- Born: 5 September 1971 (age 54) Hrybovytsia, Volyn Oblast (now Ukraine)
- Education: Lutsk Pedagogical Institute

= Sviatoslav Verbych =

Ukrainian linguist (born 1971)

Sviatoslav Verbych (Святослав Олексійович Вербич; born 5 September 1971) is a Ukrainian linguist.

==Biography==
Sviatoslav Verbych was born on 5 September 1971, in Hrybovytsia, now the Novovolynsk urban hromada of Volodymyr Raion of the Volyn Oblast in Ukraine.

In 1994 he graduated from the Lutsk Pedagogical Institute.

In 1997 he started working at the NASU Institute of Ukrainian Language, where he was a senior researcher scientist from 2006, and in 2022 became a leading researcher scientist at the Department of History of the Ukrainian Language and Onomastics. In 1999–2001, he was also an associate professor at the Department of Ukrainian Studies at the National Defense Academy of Ukraine, and from 2002 to 2015 he was an docent at the Department of Foreign Philology and Translation at the Kyiv Institute of Translators.

From 2017, he has a PhD in philology. In 2018, he became the chairman of the Ukrainian Onomastic Commission.

==Works==
His research interests include onomastics, the etymology of onomatopoeia and appellative vocabulary.

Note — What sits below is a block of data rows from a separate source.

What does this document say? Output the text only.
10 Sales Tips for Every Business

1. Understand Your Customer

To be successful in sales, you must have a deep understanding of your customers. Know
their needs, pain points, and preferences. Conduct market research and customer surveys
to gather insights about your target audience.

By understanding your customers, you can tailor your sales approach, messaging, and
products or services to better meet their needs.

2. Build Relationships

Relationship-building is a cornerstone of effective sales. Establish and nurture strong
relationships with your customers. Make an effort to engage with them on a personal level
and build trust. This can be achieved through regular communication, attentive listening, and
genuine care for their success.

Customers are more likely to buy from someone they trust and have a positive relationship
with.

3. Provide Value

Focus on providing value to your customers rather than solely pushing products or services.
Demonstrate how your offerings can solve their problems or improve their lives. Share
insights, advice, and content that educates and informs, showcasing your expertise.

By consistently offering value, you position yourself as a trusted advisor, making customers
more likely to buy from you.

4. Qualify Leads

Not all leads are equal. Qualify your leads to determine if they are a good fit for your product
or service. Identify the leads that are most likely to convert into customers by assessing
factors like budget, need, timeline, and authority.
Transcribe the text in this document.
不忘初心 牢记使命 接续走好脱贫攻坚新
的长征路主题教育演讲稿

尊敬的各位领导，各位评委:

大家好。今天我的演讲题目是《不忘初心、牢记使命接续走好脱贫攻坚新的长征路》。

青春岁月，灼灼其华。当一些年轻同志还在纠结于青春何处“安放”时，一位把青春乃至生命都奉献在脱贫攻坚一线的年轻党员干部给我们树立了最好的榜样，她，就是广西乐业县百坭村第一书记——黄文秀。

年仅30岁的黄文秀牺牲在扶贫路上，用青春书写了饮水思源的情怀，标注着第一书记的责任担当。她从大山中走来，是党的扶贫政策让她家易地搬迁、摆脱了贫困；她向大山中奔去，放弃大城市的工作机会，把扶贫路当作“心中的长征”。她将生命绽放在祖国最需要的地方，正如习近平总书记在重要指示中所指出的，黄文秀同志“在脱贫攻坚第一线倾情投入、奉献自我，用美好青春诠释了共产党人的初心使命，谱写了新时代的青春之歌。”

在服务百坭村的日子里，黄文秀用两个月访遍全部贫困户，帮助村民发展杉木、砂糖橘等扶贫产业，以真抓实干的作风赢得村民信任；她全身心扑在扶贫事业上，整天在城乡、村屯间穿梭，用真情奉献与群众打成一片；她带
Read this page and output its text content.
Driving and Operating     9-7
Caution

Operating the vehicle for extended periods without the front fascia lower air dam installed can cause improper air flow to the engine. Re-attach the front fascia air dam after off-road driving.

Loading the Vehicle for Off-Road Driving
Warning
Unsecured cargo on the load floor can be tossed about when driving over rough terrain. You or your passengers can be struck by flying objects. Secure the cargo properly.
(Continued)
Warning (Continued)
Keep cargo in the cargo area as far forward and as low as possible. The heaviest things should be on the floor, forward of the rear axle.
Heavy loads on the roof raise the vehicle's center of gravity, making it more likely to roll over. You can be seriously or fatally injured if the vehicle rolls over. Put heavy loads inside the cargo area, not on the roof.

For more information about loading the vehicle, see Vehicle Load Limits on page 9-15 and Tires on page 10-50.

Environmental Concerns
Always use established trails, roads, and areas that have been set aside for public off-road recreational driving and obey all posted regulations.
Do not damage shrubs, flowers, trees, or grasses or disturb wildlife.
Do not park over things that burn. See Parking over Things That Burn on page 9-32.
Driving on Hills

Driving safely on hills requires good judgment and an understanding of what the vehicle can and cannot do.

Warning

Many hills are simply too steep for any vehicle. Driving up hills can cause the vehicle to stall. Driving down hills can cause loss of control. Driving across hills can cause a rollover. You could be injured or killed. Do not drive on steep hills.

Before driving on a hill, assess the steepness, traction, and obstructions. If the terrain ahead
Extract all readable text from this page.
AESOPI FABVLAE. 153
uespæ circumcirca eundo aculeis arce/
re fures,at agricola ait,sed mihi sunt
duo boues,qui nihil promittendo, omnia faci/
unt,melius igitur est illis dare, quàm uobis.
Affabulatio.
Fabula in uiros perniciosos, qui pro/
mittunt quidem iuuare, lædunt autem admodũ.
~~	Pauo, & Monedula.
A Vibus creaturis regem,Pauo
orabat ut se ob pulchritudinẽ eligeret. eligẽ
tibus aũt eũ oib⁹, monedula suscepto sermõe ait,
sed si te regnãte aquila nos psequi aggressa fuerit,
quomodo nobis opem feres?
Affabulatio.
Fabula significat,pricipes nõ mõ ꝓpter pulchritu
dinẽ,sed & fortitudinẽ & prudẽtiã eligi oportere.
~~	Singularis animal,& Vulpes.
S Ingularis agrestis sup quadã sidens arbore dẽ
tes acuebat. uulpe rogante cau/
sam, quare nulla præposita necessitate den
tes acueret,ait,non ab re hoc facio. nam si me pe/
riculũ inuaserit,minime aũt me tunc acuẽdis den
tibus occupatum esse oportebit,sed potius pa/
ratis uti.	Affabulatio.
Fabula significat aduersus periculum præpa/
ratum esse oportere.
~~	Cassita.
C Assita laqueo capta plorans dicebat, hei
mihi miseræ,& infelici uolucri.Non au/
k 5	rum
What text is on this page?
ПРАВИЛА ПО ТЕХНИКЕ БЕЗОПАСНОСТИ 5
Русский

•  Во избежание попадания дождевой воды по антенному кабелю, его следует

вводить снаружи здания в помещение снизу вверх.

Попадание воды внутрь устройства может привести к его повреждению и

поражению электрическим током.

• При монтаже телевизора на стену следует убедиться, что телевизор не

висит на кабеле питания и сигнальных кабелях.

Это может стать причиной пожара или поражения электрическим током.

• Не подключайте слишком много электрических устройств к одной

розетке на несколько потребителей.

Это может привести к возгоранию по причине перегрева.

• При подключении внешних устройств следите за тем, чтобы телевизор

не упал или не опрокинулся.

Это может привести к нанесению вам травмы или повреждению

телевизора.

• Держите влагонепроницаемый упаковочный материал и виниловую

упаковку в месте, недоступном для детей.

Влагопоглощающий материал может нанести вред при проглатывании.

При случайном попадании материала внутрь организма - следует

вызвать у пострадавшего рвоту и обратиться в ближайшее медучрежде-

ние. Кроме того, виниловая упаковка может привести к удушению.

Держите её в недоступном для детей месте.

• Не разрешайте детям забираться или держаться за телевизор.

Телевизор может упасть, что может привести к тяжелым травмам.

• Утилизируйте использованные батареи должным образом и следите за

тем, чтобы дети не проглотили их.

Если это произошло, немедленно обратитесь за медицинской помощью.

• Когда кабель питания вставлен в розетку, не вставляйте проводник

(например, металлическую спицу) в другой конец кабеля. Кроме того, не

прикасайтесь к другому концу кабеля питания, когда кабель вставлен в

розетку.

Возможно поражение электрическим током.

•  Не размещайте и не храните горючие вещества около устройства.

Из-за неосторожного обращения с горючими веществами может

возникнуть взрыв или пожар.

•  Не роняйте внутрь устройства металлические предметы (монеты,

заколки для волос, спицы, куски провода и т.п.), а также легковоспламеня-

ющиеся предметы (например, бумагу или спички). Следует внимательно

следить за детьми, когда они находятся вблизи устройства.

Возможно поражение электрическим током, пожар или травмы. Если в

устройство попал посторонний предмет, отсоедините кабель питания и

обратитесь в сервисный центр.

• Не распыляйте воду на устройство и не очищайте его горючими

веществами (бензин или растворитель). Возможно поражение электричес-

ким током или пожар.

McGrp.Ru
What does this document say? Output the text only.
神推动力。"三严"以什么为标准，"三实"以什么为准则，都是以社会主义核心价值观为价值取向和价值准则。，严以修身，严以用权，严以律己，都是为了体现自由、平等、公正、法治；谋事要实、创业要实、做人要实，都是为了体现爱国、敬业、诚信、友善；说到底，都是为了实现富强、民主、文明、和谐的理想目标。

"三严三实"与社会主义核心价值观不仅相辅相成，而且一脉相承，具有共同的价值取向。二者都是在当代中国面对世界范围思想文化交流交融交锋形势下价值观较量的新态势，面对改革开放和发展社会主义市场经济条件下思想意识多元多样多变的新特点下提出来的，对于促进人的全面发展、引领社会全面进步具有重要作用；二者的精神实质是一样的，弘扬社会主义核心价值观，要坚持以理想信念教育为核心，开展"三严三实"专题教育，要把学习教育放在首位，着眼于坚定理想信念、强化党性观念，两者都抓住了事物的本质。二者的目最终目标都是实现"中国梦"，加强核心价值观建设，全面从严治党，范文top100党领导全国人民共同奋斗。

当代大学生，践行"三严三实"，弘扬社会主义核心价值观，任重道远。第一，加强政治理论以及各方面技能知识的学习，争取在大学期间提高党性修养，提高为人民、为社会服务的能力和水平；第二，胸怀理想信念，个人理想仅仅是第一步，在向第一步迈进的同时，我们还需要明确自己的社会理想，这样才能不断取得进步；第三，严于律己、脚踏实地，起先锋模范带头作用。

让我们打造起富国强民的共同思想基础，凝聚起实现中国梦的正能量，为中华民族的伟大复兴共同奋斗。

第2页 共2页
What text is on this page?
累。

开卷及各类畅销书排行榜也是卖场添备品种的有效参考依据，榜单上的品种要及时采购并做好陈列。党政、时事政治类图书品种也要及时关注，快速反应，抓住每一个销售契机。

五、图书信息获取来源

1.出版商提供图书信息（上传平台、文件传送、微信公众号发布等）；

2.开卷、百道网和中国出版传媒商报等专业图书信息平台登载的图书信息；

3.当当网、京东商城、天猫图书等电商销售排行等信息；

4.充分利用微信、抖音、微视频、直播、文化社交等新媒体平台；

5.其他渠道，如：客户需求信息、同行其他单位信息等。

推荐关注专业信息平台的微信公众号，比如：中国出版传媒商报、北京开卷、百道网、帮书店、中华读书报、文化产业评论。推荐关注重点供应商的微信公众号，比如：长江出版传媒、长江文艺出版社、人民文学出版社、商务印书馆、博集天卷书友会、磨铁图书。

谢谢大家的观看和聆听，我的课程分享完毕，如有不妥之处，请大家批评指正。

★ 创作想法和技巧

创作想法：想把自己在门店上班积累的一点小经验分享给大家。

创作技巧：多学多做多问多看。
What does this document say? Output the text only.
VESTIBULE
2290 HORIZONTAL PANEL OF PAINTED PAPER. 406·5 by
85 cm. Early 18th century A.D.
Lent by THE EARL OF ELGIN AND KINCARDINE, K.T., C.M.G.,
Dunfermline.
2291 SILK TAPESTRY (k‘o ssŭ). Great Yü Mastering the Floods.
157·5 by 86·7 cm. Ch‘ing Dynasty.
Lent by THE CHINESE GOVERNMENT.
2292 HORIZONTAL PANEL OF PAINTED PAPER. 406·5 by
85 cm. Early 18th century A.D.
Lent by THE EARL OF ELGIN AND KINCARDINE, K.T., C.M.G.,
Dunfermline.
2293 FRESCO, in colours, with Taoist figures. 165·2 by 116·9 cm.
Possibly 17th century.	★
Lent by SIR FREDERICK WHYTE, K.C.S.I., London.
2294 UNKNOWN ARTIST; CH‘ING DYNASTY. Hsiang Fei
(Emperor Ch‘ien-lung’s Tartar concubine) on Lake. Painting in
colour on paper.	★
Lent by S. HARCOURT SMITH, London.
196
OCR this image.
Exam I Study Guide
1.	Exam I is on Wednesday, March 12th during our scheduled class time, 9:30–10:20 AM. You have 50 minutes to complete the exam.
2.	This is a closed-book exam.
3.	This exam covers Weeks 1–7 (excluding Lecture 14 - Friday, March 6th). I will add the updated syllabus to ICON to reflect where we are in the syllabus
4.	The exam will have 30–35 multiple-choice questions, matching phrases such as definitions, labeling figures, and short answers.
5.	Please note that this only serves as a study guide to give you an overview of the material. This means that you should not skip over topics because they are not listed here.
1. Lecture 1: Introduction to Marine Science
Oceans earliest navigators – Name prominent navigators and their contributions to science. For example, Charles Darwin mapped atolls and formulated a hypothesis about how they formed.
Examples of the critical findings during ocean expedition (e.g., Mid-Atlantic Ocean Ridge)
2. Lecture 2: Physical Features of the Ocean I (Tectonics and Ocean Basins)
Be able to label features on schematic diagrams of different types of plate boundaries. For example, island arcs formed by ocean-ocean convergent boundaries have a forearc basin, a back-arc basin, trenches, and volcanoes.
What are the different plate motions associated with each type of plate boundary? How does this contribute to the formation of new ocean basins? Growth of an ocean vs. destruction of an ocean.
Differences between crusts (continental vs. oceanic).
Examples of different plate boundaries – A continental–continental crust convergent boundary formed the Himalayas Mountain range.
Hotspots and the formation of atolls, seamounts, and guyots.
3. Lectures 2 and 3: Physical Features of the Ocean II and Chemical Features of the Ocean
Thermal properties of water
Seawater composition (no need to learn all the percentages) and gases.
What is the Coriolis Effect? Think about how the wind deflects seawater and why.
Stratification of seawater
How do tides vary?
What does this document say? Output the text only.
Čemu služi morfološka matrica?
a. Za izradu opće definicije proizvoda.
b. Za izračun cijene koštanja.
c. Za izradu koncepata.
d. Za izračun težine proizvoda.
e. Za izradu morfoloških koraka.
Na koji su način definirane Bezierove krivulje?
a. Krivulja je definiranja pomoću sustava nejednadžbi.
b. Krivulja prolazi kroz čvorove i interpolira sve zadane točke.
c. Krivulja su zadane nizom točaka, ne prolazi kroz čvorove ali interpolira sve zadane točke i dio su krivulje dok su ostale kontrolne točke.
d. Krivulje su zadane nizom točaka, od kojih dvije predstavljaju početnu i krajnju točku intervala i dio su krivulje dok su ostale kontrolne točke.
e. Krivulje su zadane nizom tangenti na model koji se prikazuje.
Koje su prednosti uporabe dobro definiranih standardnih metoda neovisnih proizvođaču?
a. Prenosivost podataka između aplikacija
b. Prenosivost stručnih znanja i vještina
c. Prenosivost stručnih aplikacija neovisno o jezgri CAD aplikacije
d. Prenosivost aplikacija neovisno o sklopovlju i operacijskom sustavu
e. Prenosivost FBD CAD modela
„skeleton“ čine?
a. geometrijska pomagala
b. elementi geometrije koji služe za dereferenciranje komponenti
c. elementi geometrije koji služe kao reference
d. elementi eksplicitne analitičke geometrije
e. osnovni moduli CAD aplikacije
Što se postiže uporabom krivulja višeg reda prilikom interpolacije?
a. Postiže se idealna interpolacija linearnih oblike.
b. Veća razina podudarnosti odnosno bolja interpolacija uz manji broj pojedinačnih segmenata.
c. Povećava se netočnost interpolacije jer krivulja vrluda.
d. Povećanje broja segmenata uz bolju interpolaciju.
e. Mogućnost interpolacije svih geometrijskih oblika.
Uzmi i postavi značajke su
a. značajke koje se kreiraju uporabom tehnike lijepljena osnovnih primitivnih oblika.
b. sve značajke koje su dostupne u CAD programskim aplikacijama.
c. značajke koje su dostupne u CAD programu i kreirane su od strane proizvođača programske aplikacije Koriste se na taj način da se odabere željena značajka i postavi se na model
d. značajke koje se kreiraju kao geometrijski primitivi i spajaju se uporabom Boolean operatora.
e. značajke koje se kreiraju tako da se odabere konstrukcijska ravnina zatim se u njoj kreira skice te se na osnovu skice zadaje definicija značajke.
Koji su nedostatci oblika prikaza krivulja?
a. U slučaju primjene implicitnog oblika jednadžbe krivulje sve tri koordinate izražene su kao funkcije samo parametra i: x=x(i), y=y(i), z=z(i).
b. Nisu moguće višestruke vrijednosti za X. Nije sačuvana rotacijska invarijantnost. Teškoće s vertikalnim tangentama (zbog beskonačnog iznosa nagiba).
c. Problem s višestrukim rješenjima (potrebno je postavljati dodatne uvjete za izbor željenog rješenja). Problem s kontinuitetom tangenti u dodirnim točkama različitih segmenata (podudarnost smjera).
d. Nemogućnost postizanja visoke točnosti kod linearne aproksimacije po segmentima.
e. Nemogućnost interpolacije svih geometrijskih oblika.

Author and compiler of books "Nevidoma Ukraina. Unikalni mistsia ta sporudy" (2020, author-compiler), "Skarby ta relikvii Ukrainy" (2020, author-compiler), and monographs "Dilova ukrainska mova" (2000, co-author), "Hidronimiia baseinu Verkhnoho Dnistra: Etymolohichnyi slovnyk-dovidnyk" (2007), "Hidronimiia baseinu Serednoho Dnistra: Etymolohichnyi slovnyk" (2009), "Spilkuisia ukrainskoiu. Praktychni porady z ukrainskoho movlennia: Navchalnyi posibnyk" (2011), "Hidronimiia baseinu Dnistra" (2017).